The Hinterkind have returned. They come from hiding places in the lost corners of the world: Centaurs, Satyrs, Elves, Dwarves, Ogres, Trolls, Werewolves, Vampires…

They’re also known as “the Hidden,” “the Twilight People,” the “walkers-in-shadow,” collective names for the menagerie that mankind has hung its tales of myth and magic upon – but these aren’t fairy tale creatures. They are flesh, blood and passion, and they have a long simmering hatred of humanity.

They are a divergent species. Exotic evolutionary try-outs that couldn’t compete with the rapacious ape. Hunted to near extinction through fear and ignorance, they fled to the great forests and deserts, losing themselves in the shrinking wilderness of an ever-expanding world.

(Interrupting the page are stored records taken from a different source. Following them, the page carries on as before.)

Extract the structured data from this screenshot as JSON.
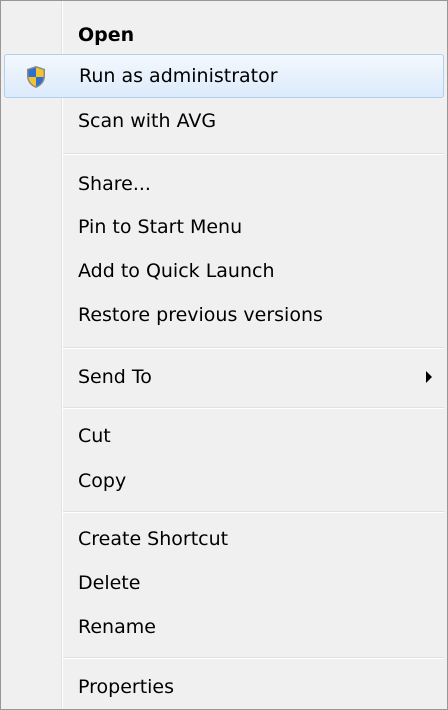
{
  "menu": {
    "items": [
      {
        "label": "Open"
      },
      {
        "label": "Run as administrator",
        "icon": "uac-shield-icon"
      },
      {
        "label": "Scan with AVG"
      },
      {
        "label": "Share..."
      },
      {
        "label": "Pin to Start Menu"
      },
      {
        "label": "Add to Quick Launch"
      },
      {
        "label": "Restore previous versions"
      },
      {
        "label": "Send To",
        "submenu_icon": "submenu-arrow-icon"
      },
      {
        "label": "Cut"
      },
      {
        "label": "Copy"
      },
      {
        "label": "Create Shortcut"
      },
      {
        "label": "Delete"
      },
      {
        "label": "Rename"
      },
      {
        "label": "Properties"
      }
    ],
    "highlighted_item": "Run as administrator",
    "colors": {
      "background": "#f0f0f0",
      "border": "#979797",
      "highlight_top": "#f3f8fd",
      "highlight_bottom": "#dcebfc",
      "highlight_border": "#b2d0eb"
    }
  }
}
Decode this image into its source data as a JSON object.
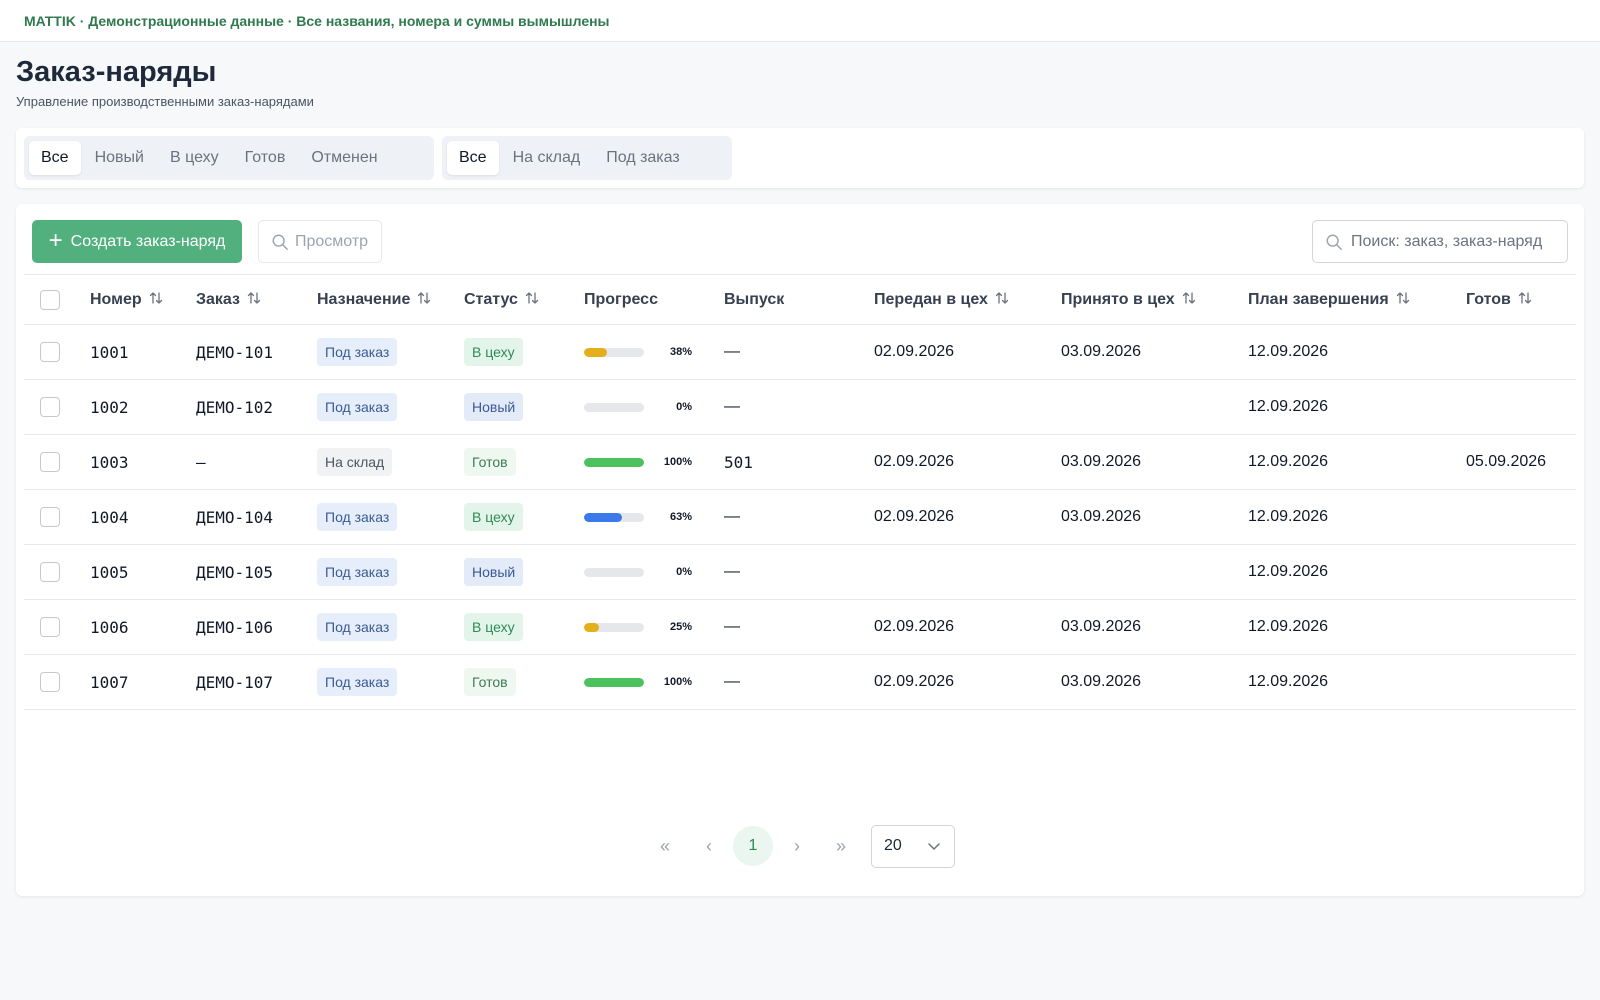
{
  "banner": {
    "text": "MATTIK · Демонстрационные данные · Все названия, номера и суммы вымышлены"
  },
  "page": {
    "title": "Заказ-наряды",
    "subtitle": "Управление производственными заказ-нарядами"
  },
  "filters": {
    "status": [
      "Все",
      "Новый",
      "В цеху",
      "Готов",
      "Отменен"
    ],
    "status_active": "Все",
    "destination": [
      "Все",
      "На склад",
      "Под заказ"
    ],
    "destination_active": "Все"
  },
  "toolbar": {
    "create_label": "Создать заказ-наряд",
    "view_label": "Просмотр",
    "search_placeholder": "Поиск: заказ, заказ-наряд"
  },
  "columns": [
    "Номер",
    "Заказ",
    "Назначение",
    "Статус",
    "Прогресс",
    "Выпуск",
    "Передан в цех",
    "Принято в цех",
    "План завершения",
    "Готов"
  ],
  "rows": [
    {
      "number": "1001",
      "order": "ДЕМО-101",
      "destination": "Под заказ",
      "status": "В цеху",
      "progress": 38,
      "progress_label": "38%",
      "progress_color": "#e3b01c",
      "release": "—",
      "sent": "02.09.2026",
      "accepted": "03.09.2026",
      "plan": "12.09.2026",
      "done": ""
    },
    {
      "number": "1002",
      "order": "ДЕМО-102",
      "destination": "Под заказ",
      "status": "Новый",
      "progress": 0,
      "progress_label": "0%",
      "progress_color": "#e3b01c",
      "release": "—",
      "sent": "",
      "accepted": "",
      "plan": "12.09.2026",
      "done": ""
    },
    {
      "number": "1003",
      "order": "—",
      "destination": "На склад",
      "status": "Готов",
      "progress": 100,
      "progress_label": "100%",
      "progress_color": "#4cc25f",
      "release": "501",
      "sent": "02.09.2026",
      "accepted": "03.09.2026",
      "plan": "12.09.2026",
      "done": "05.09.2026"
    },
    {
      "number": "1004",
      "order": "ДЕМО-104",
      "destination": "Под заказ",
      "status": "В цеху",
      "progress": 63,
      "progress_label": "63%",
      "progress_color": "#3b7ae8",
      "release": "—",
      "sent": "02.09.2026",
      "accepted": "03.09.2026",
      "plan": "12.09.2026",
      "done": ""
    },
    {
      "number": "1005",
      "order": "ДЕМО-105",
      "destination": "Под заказ",
      "status": "Новый",
      "progress": 0,
      "progress_label": "0%",
      "progress_color": "#e3b01c",
      "release": "—",
      "sent": "",
      "accepted": "",
      "plan": "12.09.2026",
      "done": ""
    },
    {
      "number": "1006",
      "order": "ДЕМО-106",
      "destination": "Под заказ",
      "status": "В цеху",
      "progress": 25,
      "progress_label": "25%",
      "progress_color": "#e3b01c",
      "release": "—",
      "sent": "02.09.2026",
      "accepted": "03.09.2026",
      "plan": "12.09.2026",
      "done": ""
    },
    {
      "number": "1007",
      "order": "ДЕМО-107",
      "destination": "Под заказ",
      "status": "Готов",
      "progress": 100,
      "progress_label": "100%",
      "progress_color": "#4cc25f",
      "release": "—",
      "sent": "02.09.2026",
      "accepted": "03.09.2026",
      "plan": "12.09.2026",
      "done": ""
    }
  ],
  "pagination": {
    "first": "«",
    "prev": "‹",
    "current": "1",
    "next": "›",
    "last": "»",
    "page_size": "20"
  },
  "icons": {
    "create": "plus-icon",
    "view": "search-icon",
    "search": "search-icon",
    "sort": "sort-icon",
    "page_size": "chevron-down-icon"
  },
  "colors": {
    "accent": "#52b07f",
    "banner": "#2f7a4f"
  }
}
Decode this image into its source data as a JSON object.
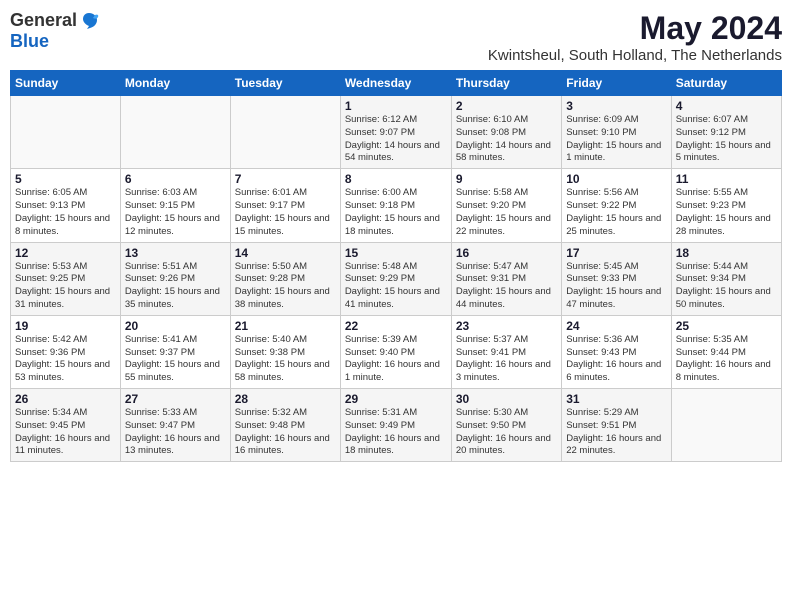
{
  "header": {
    "logo_general": "General",
    "logo_blue": "Blue",
    "month_title": "May 2024",
    "location": "Kwintsheul, South Holland, The Netherlands"
  },
  "weekdays": [
    "Sunday",
    "Monday",
    "Tuesday",
    "Wednesday",
    "Thursday",
    "Friday",
    "Saturday"
  ],
  "weeks": [
    [
      {
        "day": "",
        "info": ""
      },
      {
        "day": "",
        "info": ""
      },
      {
        "day": "",
        "info": ""
      },
      {
        "day": "1",
        "info": "Sunrise: 6:12 AM\nSunset: 9:07 PM\nDaylight: 14 hours\nand 54 minutes."
      },
      {
        "day": "2",
        "info": "Sunrise: 6:10 AM\nSunset: 9:08 PM\nDaylight: 14 hours\nand 58 minutes."
      },
      {
        "day": "3",
        "info": "Sunrise: 6:09 AM\nSunset: 9:10 PM\nDaylight: 15 hours\nand 1 minute."
      },
      {
        "day": "4",
        "info": "Sunrise: 6:07 AM\nSunset: 9:12 PM\nDaylight: 15 hours\nand 5 minutes."
      }
    ],
    [
      {
        "day": "5",
        "info": "Sunrise: 6:05 AM\nSunset: 9:13 PM\nDaylight: 15 hours\nand 8 minutes."
      },
      {
        "day": "6",
        "info": "Sunrise: 6:03 AM\nSunset: 9:15 PM\nDaylight: 15 hours\nand 12 minutes."
      },
      {
        "day": "7",
        "info": "Sunrise: 6:01 AM\nSunset: 9:17 PM\nDaylight: 15 hours\nand 15 minutes."
      },
      {
        "day": "8",
        "info": "Sunrise: 6:00 AM\nSunset: 9:18 PM\nDaylight: 15 hours\nand 18 minutes."
      },
      {
        "day": "9",
        "info": "Sunrise: 5:58 AM\nSunset: 9:20 PM\nDaylight: 15 hours\nand 22 minutes."
      },
      {
        "day": "10",
        "info": "Sunrise: 5:56 AM\nSunset: 9:22 PM\nDaylight: 15 hours\nand 25 minutes."
      },
      {
        "day": "11",
        "info": "Sunrise: 5:55 AM\nSunset: 9:23 PM\nDaylight: 15 hours\nand 28 minutes."
      }
    ],
    [
      {
        "day": "12",
        "info": "Sunrise: 5:53 AM\nSunset: 9:25 PM\nDaylight: 15 hours\nand 31 minutes."
      },
      {
        "day": "13",
        "info": "Sunrise: 5:51 AM\nSunset: 9:26 PM\nDaylight: 15 hours\nand 35 minutes."
      },
      {
        "day": "14",
        "info": "Sunrise: 5:50 AM\nSunset: 9:28 PM\nDaylight: 15 hours\nand 38 minutes."
      },
      {
        "day": "15",
        "info": "Sunrise: 5:48 AM\nSunset: 9:29 PM\nDaylight: 15 hours\nand 41 minutes."
      },
      {
        "day": "16",
        "info": "Sunrise: 5:47 AM\nSunset: 9:31 PM\nDaylight: 15 hours\nand 44 minutes."
      },
      {
        "day": "17",
        "info": "Sunrise: 5:45 AM\nSunset: 9:33 PM\nDaylight: 15 hours\nand 47 minutes."
      },
      {
        "day": "18",
        "info": "Sunrise: 5:44 AM\nSunset: 9:34 PM\nDaylight: 15 hours\nand 50 minutes."
      }
    ],
    [
      {
        "day": "19",
        "info": "Sunrise: 5:42 AM\nSunset: 9:36 PM\nDaylight: 15 hours\nand 53 minutes."
      },
      {
        "day": "20",
        "info": "Sunrise: 5:41 AM\nSunset: 9:37 PM\nDaylight: 15 hours\nand 55 minutes."
      },
      {
        "day": "21",
        "info": "Sunrise: 5:40 AM\nSunset: 9:38 PM\nDaylight: 15 hours\nand 58 minutes."
      },
      {
        "day": "22",
        "info": "Sunrise: 5:39 AM\nSunset: 9:40 PM\nDaylight: 16 hours\nand 1 minute."
      },
      {
        "day": "23",
        "info": "Sunrise: 5:37 AM\nSunset: 9:41 PM\nDaylight: 16 hours\nand 3 minutes."
      },
      {
        "day": "24",
        "info": "Sunrise: 5:36 AM\nSunset: 9:43 PM\nDaylight: 16 hours\nand 6 minutes."
      },
      {
        "day": "25",
        "info": "Sunrise: 5:35 AM\nSunset: 9:44 PM\nDaylight: 16 hours\nand 8 minutes."
      }
    ],
    [
      {
        "day": "26",
        "info": "Sunrise: 5:34 AM\nSunset: 9:45 PM\nDaylight: 16 hours\nand 11 minutes."
      },
      {
        "day": "27",
        "info": "Sunrise: 5:33 AM\nSunset: 9:47 PM\nDaylight: 16 hours\nand 13 minutes."
      },
      {
        "day": "28",
        "info": "Sunrise: 5:32 AM\nSunset: 9:48 PM\nDaylight: 16 hours\nand 16 minutes."
      },
      {
        "day": "29",
        "info": "Sunrise: 5:31 AM\nSunset: 9:49 PM\nDaylight: 16 hours\nand 18 minutes."
      },
      {
        "day": "30",
        "info": "Sunrise: 5:30 AM\nSunset: 9:50 PM\nDaylight: 16 hours\nand 20 minutes."
      },
      {
        "day": "31",
        "info": "Sunrise: 5:29 AM\nSunset: 9:51 PM\nDaylight: 16 hours\nand 22 minutes."
      },
      {
        "day": "",
        "info": ""
      }
    ]
  ]
}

Now the wilderness is the world and mankind is in the minority.

Collects: HINTERKIND #1-6

This is a strange, promising, and yet somewhat flawed start to a new series.

The first issue presents a fantastic post-apocalyptic world – one in which human society has been near-destroyed, global populations brought to the brink of extinction. Our protagonists are based in Central Park, New York, and have built a working community: foraging for leftover items in the over-grown city around them, hunting the wildlife. It’s a stunning start, actually, and I was immediately drawn to the setting. The characters and writing were strong, and they were well-realised by the artwork.

Hinterkind-01-Interior6

Then things started to get a bit weird, and this is where (for me) the series stumbled: it became very busy, and the story grew expansive so quickly, that the mash-up of genres started to feel like it was trying too hard. I hesitated for a bit, deciding on how much detail this review should go in to, but I think it’s worth pointing some things out: there are army survivors similar to Buffy’s Initiative (only, weirder), the sidhe and other fairytale creatures have proliferated across the world, and the post-apocalyptic environment can cause mutations. All of this is revealed over this one book. I feel it may have been better to unveil the overall world more gradually, teasing us with possibilities, rather than dumping them all on in very quick succession.

Nevertheless, there’s a lot to enjoy in this book. The artwork is eye-catching; the writing is well-composed; and the characters are pretty interesting. I’m certainly looking forward to reading volume two, when it’s available.

Not the best start to a new Vertigo series, but still better than a lot of other publishers’ new books.